” We are all in the gutter, but some of us are looking at the stars. ” ( Oscar Wilde, Lady Windermere’s Fan.)
I first saw this quote printed on the wall behind the bar of a pub in Blessington, Co. Wicklow. It was the first time I’d seen or even heard it. I was at a gig, relaxing and enjoying the music. Nothing on my mind, no cares or worries. ( That was an enjoyable ten minutes ! ) But the quote resonated with me . I think I could see the humour in it mixed with a certain wisdom and inspiration. I also loved the strong image it implanted in my mind . I wondered, still do, was I one of the ” some ” ? Why is it that only some look at the stars and others don’t ?
And of course Oscar Wilde, one of the funniest men ever produced by this country. What was there not to love !
It probably, as well, brought another quote to mind, from O’Casey’s ” Juno and the Paycock ” ( 1924 ) , which I had studied at some stage in my schooldays. Two of the characters, Boyle and Joxer, living in poverty in one of Dublin’s tenements, are having a conversation, part of which goes :
Boyle : ” An’, as it blowed an’ blowed, I often looked up at at the sky an’ assed meself the question – what is the stars, what is the stars ? ”

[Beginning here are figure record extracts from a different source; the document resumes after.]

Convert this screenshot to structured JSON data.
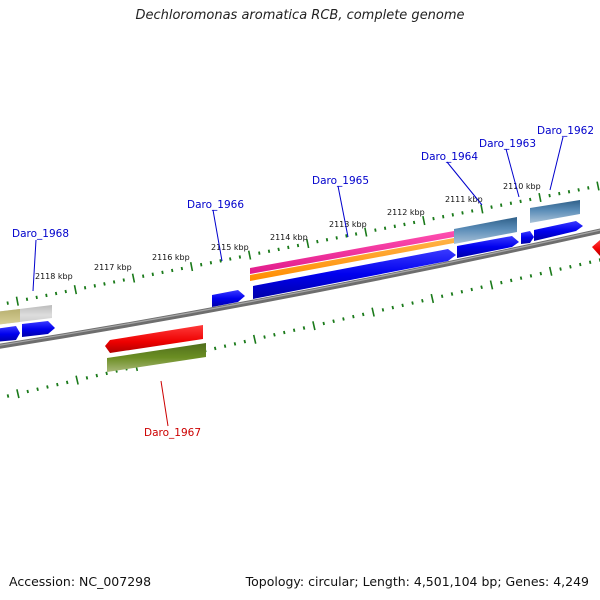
{
  "title": "Dechloromonas aromatica RCB, complete genome",
  "footer": {
    "accession": "Accession: NC_007298",
    "summary": "Topology: circular; Length: 4,501,104 bp; Genes: 4,249"
  },
  "ticks": [
    "2118 kbp",
    "2117 kbp",
    "2116 kbp",
    "2115 kbp",
    "2114 kbp",
    "2113 kbp",
    "2112 kbp",
    "2111 kbp",
    "2110 kbp"
  ],
  "genes": {
    "forward": [
      "Daro_1968",
      "Daro_1966",
      "Daro_1965",
      "Daro_1964",
      "Daro_1963",
      "Daro_1962"
    ],
    "reverse": [
      "Daro_1967"
    ]
  },
  "colors": {
    "forward_label": "#0000cc",
    "reverse_label": "#cc0000",
    "cds": "#0000ee",
    "backbone": "#888888",
    "tick": "#1a7a1a"
  }
}
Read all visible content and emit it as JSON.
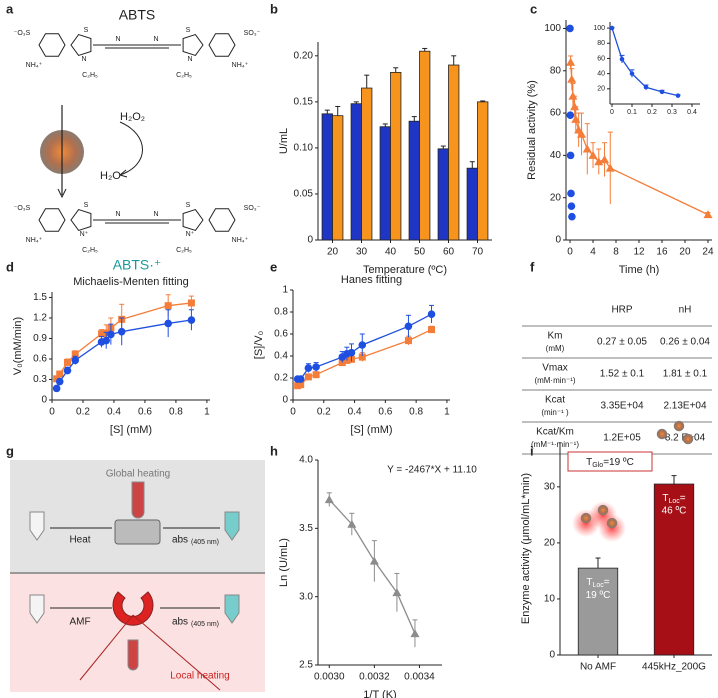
{
  "panel_labels": [
    "a",
    "b",
    "c",
    "d",
    "e",
    "f",
    "g",
    "h",
    "i"
  ],
  "diagram_a": {
    "labels": [
      "ABTS",
      "H₂O₂",
      "H₂O",
      "ABTS·⁺",
      "⁻O₃S",
      "SO₃⁻",
      "NH₄⁺",
      "C₂H₅",
      "S",
      "N",
      "N⁺"
    ]
  },
  "diagram_g": {
    "labels": [
      "Global heating",
      "Heat",
      "abs",
      "(405 nm)",
      "AMF",
      "Local heating"
    ]
  },
  "table": {
    "columns": [
      "HRP",
      "nH"
    ],
    "rows": [
      {
        "label": [
          "Km",
          "(mM)"
        ],
        "values": [
          "0.27 ± 0.05",
          "0.26 ± 0.04"
        ]
      },
      {
        "label": [
          "Vmax",
          "(mM·min⁻¹)"
        ],
        "values": [
          "1.52 ± 0.1",
          "1.81 ± 0.1"
        ]
      },
      {
        "label": [
          "Kcat",
          "(min⁻¹ )"
        ],
        "values": [
          "3.35E+04",
          "2.13E+04"
        ]
      },
      {
        "label": [
          "Kcat/Km",
          "(mM⁻¹·min⁻¹)"
        ],
        "values": [
          "1.2E+05",
          "8.2 E+04"
        ]
      }
    ]
  },
  "chart_data": [
    {
      "type": "bar",
      "ylabel": "U/mL",
      "xlabel": "Temperature (ºC)",
      "categories": [
        "20",
        "30",
        "40",
        "50",
        "60",
        "70"
      ],
      "series": [
        {
          "color": "#1f35c4",
          "values": [
            0.137,
            0.148,
            0.123,
            0.129,
            0.099,
            0.078
          ],
          "errors": [
            0.004,
            0.002,
            0.003,
            0.005,
            0.003,
            0.007
          ]
        },
        {
          "color": "#f7941d",
          "values": [
            0.135,
            0.165,
            0.182,
            0.205,
            0.19,
            0.15
          ],
          "errors": [
            0.01,
            0.014,
            0.005,
            0.003,
            0.01,
            0.001
          ]
        }
      ],
      "ylim": [
        0,
        0.215
      ],
      "yticks": [
        0,
        0.05,
        {
          "value": 0.1,
          "label": "0.10"
        },
        0.15,
        {
          "value": 0.2,
          "label": "0.20"
        }
      ]
    },
    {
      "type": "scatter",
      "ylabel": "Residual activity (%)",
      "xlabel": "Time (h)",
      "xlim": [
        -0.7,
        24.7
      ],
      "ylim": [
        0,
        104
      ],
      "xticks": [
        0,
        4,
        8,
        12,
        16,
        20,
        24
      ],
      "yticks": [
        0,
        20,
        40,
        60,
        80,
        100
      ],
      "series": [
        {
          "color": "#1f4fe0",
          "marker": "circle",
          "x": [
            0,
            0.05,
            0.1,
            0.17,
            0.25,
            0.33
          ],
          "values": [
            100,
            59,
            40,
            22,
            16,
            11
          ]
        },
        {
          "color": "#f47d3a",
          "marker": "triangle",
          "line": true,
          "x": [
            0.1,
            0.3,
            0.5,
            0.8,
            1,
            1.5,
            2,
            3,
            4,
            5,
            6,
            7,
            24
          ],
          "values": [
            84,
            76,
            68,
            63,
            57,
            52,
            50,
            43,
            40,
            37,
            38,
            34,
            12
          ],
          "errors": [
            3,
            5,
            6,
            5,
            6,
            8,
            10,
            12,
            6,
            6,
            8,
            17,
            1
          ]
        }
      ]
    },
    {
      "type": "scatter",
      "small": true,
      "xlim": [
        -0.01,
        0.44
      ],
      "ylim": [
        0,
        108
      ],
      "xticks": [
        0,
        0.1,
        0.2,
        0.3,
        0.4
      ],
      "yticks": [
        20,
        40,
        60,
        80,
        100
      ],
      "series": [
        {
          "color": "#1f4fe0",
          "marker": "circle",
          "line": true,
          "x": [
            0,
            0.05,
            0.1,
            0.17,
            0.25,
            0.33
          ],
          "values": [
            100,
            59,
            40,
            22,
            16,
            11
          ],
          "errors": [
            1,
            5,
            5,
            3,
            2,
            1
          ]
        }
      ]
    },
    {
      "type": "scatter",
      "title": "Michaelis-Menten fitting",
      "ylabel": "V₀(mM/min)",
      "xlabel": "[S] (mM)",
      "xlim": [
        0,
        1.02
      ],
      "ylim": [
        0,
        1.58
      ],
      "xticks": [
        0,
        0.2,
        0.4,
        0.6,
        0.8,
        1
      ],
      "yticks": [
        0,
        0.3,
        0.6,
        0.9,
        1.2,
        1.5
      ],
      "series": [
        {
          "color": "#f47d3a",
          "marker": "square",
          "line": true,
          "x": [
            0.03,
            0.05,
            0.1,
            0.15,
            0.32,
            0.35,
            0.38,
            0.45,
            0.75,
            0.9
          ],
          "values": [
            0.31,
            0.38,
            0.55,
            0.67,
            0.97,
            0.98,
            1.05,
            1.18,
            1.38,
            1.42
          ],
          "errors": [
            0.02,
            0.03,
            0.05,
            0.05,
            0.06,
            0.12,
            0.15,
            0.22,
            0.16,
            0.1
          ]
        },
        {
          "color": "#1f4fe0",
          "marker": "circle",
          "line": true,
          "x": [
            0.03,
            0.05,
            0.1,
            0.15,
            0.32,
            0.35,
            0.38,
            0.45,
            0.75,
            0.9
          ],
          "values": [
            0.17,
            0.27,
            0.43,
            0.58,
            0.85,
            0.87,
            0.96,
            1.0,
            1.12,
            1.17
          ],
          "errors": [
            0.03,
            0.04,
            0.05,
            0.06,
            0.08,
            0.12,
            0.15,
            0.2,
            0.2,
            0.15
          ]
        }
      ]
    },
    {
      "type": "scatter",
      "title": "Hanes fitting",
      "ylabel": "[S]/V₀",
      "xlabel": "[S] (mM)",
      "xlim": [
        0,
        1.02
      ],
      "ylim": [
        0,
        1
      ],
      "xticks": [
        0,
        0.2,
        0.4,
        0.6,
        0.8,
        1
      ],
      "yticks": [
        0,
        0.2,
        0.4,
        0.6,
        0.8,
        1
      ],
      "series": [
        {
          "color": "#f47d3a",
          "marker": "square",
          "line": true,
          "x": [
            0.03,
            0.05,
            0.1,
            0.15,
            0.32,
            0.35,
            0.38,
            0.45,
            0.75,
            0.9
          ],
          "values": [
            0.13,
            0.14,
            0.21,
            0.23,
            0.34,
            0.36,
            0.37,
            0.39,
            0.54,
            0.64
          ],
          "errors": [
            0.01,
            0.01,
            0.02,
            0.02,
            0.03,
            0.03,
            0.03,
            0.04,
            0.04,
            0.03
          ]
        },
        {
          "color": "#1f4fe0",
          "marker": "circle",
          "line": true,
          "x": [
            0.03,
            0.05,
            0.1,
            0.15,
            0.32,
            0.35,
            0.38,
            0.45,
            0.75,
            0.9
          ],
          "values": [
            0.19,
            0.19,
            0.29,
            0.3,
            0.39,
            0.42,
            0.43,
            0.5,
            0.67,
            0.78
          ],
          "errors": [
            0.02,
            0.02,
            0.04,
            0.04,
            0.05,
            0.06,
            0.08,
            0.1,
            0.1,
            0.08
          ]
        }
      ]
    },
    {
      "type": "scatter",
      "ylabel": "Ln (U/mL)",
      "xlabel": "1/T (K)",
      "annotation": "Y = -2467*X + 11.10",
      "xlim": [
        0.00295,
        0.0035
      ],
      "ylim": [
        2.5,
        4.0
      ],
      "xticks": [
        {
          "value": 0.003,
          "label": "0.0030"
        },
        0.0032,
        0.0034
      ],
      "yticks": [
        2.5,
        {
          "value": 3,
          "label": "3.0"
        },
        3.5,
        {
          "value": 4,
          "label": "4.0"
        }
      ],
      "series": [
        {
          "color": "#8c8c8c",
          "marker": "triangle",
          "line": true,
          "x": [
            0.003,
            0.0031,
            0.0032,
            0.0033,
            0.00338
          ],
          "values": [
            3.71,
            3.53,
            3.26,
            3.03,
            2.73
          ],
          "errors": [
            0.05,
            0.08,
            0.15,
            0.14,
            0.1
          ]
        }
      ]
    },
    {
      "type": "bar",
      "ylabel": "Enzyme activity (μmol/mL*min)",
      "categories": [
        "No AMF",
        "445kHz_200G"
      ],
      "series": [
        {
          "colors": [
            "#9a9a9a",
            "#a50f15"
          ],
          "values": [
            15.5,
            30.5
          ],
          "errors": [
            1.8,
            1.5
          ]
        }
      ],
      "ylim": [
        0,
        38
      ],
      "yticks": [
        0,
        10,
        20,
        30
      ],
      "box_label": [
        "T",
        "Glo",
        "=19 ºC"
      ],
      "bar_labels": [
        [
          "T",
          "Loc",
          "=",
          "19 ºC"
        ],
        [
          "T",
          "Loc",
          "=",
          "46 ºC"
        ]
      ]
    }
  ]
}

Joxer : ” Ah, that’s the question, that’s the question – what is the stars ? ”
Over the years I was know to throw into conversation my own, as it turns out, incorrect, version of the above :
” The stars Joxer, what are the stars ? ”
Either way, looking at the stars raises us up and out of the ” gutter ” and the ” tenement ” and throws us a lifeline.
And if we have to stay in the gutter, we can at least continue to look to the sky.
In response to The Daily Post’s writing prompt: “Quote Me.”